Mike has been playing airsoft on and off for eight years. Before he moved to Whitehorse, he was forced to travel several hours to engage in airsoft games. On arriving in the area, he discovered he would have to travel even farther away to play. He then resolved to start his own club, whose current membership he hopes to double.
“Personally, I’d love it if we got to the point where we could have a travel team,” he told the Midnight Sun News. “I like to play in what they call ‘mil-sims,’ which are basically games that are held annually in certain places, that are 300, 400, 500, 600 people playing at the same time. They incorporate real military vehicles, helicopters… All this adds to that immersive experience. We’re not just going out there to shoot back and forth at each other. There are teams, there are tactics. Players range from beginners to guys who are ex-military.”
In all his club activities, Mike emphasizes safety and responsibility. His players wear goggles, play only on private property, and limit their guns to a maximum of 500 feet per second for spring-powered “sniper” weapons (whose players must adhere to minimum engagement distances), while the average player with an AEG (an electric airsoft gun capable of firing pellets automatically) fires pellets at roughly 400 feet per second.
“I’m very protective of the sport of airsoft,” he says. “It’s been close, a few times, to being made illegal. I teach everybody who plays with us to treat their airsoft gun like a real firearm. I’m not afraid to report somebody to the RCMP who is putting my sport’s image at risk. If I determine that they’re the kind of person who might go and run around on their street with it I won’t help them.”

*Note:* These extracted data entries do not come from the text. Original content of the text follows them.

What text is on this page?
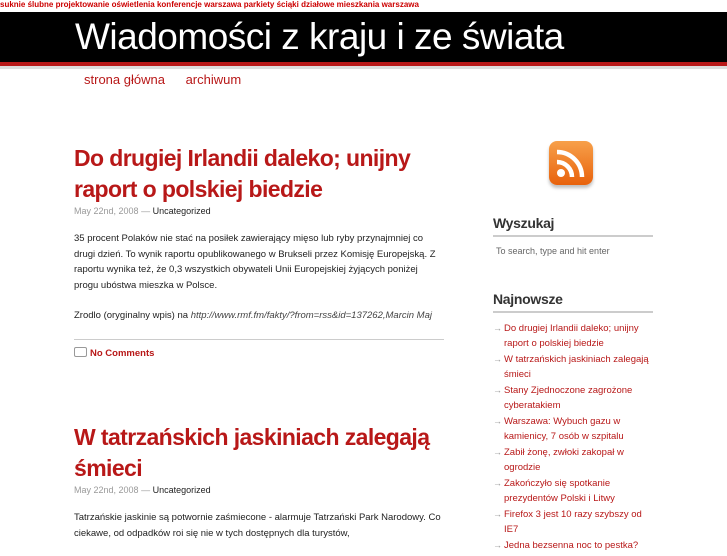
suknie ślubne projektowanie oświetlenia konferencje warszawa parkiety ściąki działowe mieszkania warszawa
Wiadomości z kraju i ze świata
strona główna archiwum
Do drugiej Irlandii daleko; unijny raport o polskiej biedzie
May 22nd, 2008 — Uncategorized

35 procent Polaków nie stać na posiłek zawierający mięso lub ryby przynajmniej co drugi dzień. To wynik raportu opublikowanego w Brukseli przez Komisję Europejską. Z raportu wynika też, że 0,3 wszystkich obywateli Unii Europejskiej żyjących poniżej progu ubóstwa mieszka w Polsce.

Zrodlo (oryginalny wpis) na http://www.rmf.fm/fakty/?from=rss&id=137262,Marcin Maj

No Comments
W tatrzańskich jaskiniach zalegają śmieci
May 22nd, 2008 — Uncategorized

Tatrzańskie jaskinie są potwornie zaśmiecone - alarmuje Tatrzański Park Narodowy. Co ciekawe, od odpadków roi się nie w tych dostępnych dla turystów,

Wyszukaj
To search, type and hit enter
Najnowsze
→ Do drugiej Irlandii daleko; unijny raport o polskiej biedzie
→ W tatrzańskich jaskiniach zalegają śmieci
→ Stany Zjednoczone zagrożone cyberatakiem
→ Warszawa: Wybuch gazu w kamienicy, 7 osób w szpitalu
→ Zabił żonę, zwłoki zakopał w ogrodzie
→ Zakończyło się spotkanie prezydentów Polski i Litwy
→ Firefox 3 jest 10 razy szybszy od IE7
→ Jedna bezsenna noc to pestka?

The club is open to members 16 and above with written parental consent, and of course to those 18 and older. Team members regularly assist beginners in getting started. Yukon-area players interested in joining the club generally contact Mike through the club’s Airsoft Yukon Facebook page.
“In all honesty, I’m a bit of an adrenaline junkie,” Mike admits. “I like firearms, but I have no interest in hurting people. Airsoft is the only way to really get a good mixture of all of that.”